The Piccolomini Library is a unique masterpiece of the greatest art-historical importance by virtue of its cycle of frescoes painted by Pinturicchio and his workshop between 1503 and 1508 depicting scenes from the life of Pope Pius II set off by a dazzling vault decorated in the "grotesque" style. Showcases around the Library walls contain 15th and 16th century graduals and antiphonaries decorated with delicate and extremely refined illuminations not only by Sienese artists but also by Liberale da Verona and Girolamo da Cremona, both of them famous illustrators summoned to work in Siena in the second half of the 15th century whose style was to have a major impact on local Sienese painting.
Pinturicchio, Meeting between Frederick III and Eleonora of Aragona
The chancel area hosts four large frescoes by Ventura Salimbeni (1610), who was one of the leading lights in Sienese painting at the turn of the 16th century along with his step-brother Francesco Vanni and with Alessandro Casolani.
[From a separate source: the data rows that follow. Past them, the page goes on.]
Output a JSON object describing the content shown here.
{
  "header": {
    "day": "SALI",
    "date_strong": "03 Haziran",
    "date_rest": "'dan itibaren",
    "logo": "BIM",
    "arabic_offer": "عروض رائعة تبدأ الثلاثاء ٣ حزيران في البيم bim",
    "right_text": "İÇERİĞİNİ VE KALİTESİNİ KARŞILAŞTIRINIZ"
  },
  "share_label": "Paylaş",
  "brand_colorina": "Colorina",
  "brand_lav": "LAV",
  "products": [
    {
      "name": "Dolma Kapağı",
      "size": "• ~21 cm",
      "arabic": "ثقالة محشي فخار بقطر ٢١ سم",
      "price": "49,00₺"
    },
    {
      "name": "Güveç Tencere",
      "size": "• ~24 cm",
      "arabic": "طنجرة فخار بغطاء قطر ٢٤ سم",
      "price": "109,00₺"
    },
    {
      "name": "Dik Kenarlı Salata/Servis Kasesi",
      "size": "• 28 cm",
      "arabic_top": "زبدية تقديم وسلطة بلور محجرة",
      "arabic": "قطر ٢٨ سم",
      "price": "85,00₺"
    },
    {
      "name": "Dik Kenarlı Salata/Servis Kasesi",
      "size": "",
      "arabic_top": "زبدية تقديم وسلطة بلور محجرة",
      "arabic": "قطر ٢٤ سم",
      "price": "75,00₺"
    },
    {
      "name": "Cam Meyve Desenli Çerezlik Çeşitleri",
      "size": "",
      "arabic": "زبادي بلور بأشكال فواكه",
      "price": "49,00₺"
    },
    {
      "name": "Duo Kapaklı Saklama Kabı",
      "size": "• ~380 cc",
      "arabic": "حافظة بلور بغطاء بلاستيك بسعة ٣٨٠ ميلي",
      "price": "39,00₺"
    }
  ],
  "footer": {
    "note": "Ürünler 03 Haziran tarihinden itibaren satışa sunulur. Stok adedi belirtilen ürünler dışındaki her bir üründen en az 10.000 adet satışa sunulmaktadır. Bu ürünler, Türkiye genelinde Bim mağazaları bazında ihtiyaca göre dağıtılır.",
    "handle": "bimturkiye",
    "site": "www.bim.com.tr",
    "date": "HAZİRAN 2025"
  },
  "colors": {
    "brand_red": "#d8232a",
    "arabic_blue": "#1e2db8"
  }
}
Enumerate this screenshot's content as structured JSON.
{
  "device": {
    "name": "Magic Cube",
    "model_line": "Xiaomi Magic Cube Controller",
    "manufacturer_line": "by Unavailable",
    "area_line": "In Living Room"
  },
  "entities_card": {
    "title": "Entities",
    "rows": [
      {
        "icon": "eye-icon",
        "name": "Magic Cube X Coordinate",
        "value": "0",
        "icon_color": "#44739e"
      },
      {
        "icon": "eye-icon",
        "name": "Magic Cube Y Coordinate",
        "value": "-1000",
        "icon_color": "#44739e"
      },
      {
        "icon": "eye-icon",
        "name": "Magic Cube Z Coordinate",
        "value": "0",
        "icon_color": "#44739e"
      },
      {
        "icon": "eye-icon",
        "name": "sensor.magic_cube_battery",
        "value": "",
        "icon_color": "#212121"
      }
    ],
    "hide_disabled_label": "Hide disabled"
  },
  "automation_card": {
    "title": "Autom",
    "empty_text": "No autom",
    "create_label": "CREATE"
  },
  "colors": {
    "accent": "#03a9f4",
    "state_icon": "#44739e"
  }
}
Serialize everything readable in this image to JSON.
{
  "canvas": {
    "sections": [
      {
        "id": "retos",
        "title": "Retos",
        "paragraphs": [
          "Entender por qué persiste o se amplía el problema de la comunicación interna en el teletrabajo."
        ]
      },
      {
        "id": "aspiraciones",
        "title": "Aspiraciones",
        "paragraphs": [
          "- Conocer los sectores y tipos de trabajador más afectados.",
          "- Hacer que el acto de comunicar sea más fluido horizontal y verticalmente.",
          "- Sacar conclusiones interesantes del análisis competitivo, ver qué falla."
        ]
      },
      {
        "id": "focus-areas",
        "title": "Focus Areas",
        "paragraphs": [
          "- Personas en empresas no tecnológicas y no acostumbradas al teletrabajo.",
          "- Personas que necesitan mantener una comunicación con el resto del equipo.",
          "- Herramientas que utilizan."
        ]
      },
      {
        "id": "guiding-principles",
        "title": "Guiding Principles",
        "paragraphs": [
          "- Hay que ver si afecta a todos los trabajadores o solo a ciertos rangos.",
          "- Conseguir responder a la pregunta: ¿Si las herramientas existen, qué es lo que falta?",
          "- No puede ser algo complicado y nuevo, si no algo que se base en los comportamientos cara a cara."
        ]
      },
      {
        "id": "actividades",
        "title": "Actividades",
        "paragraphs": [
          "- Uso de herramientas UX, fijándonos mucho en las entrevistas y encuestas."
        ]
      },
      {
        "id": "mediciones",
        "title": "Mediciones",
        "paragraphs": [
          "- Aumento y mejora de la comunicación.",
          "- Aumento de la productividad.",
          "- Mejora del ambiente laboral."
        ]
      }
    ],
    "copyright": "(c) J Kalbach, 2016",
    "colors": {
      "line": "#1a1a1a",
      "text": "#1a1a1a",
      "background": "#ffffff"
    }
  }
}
The frescoes depict the Fall of Manna and Esther and Ahasuerus with Sienese Saints on either side.
Last but not least, the Cathedral's altarpieces are of considerable interest. Little known outside art historical circles, they deserve to attract greater attention inasmuch as they are truly representative of 17th century painting in the broader rather than the strictly local sense, including work by such masters as Carlo Maratta and Mattia Preti.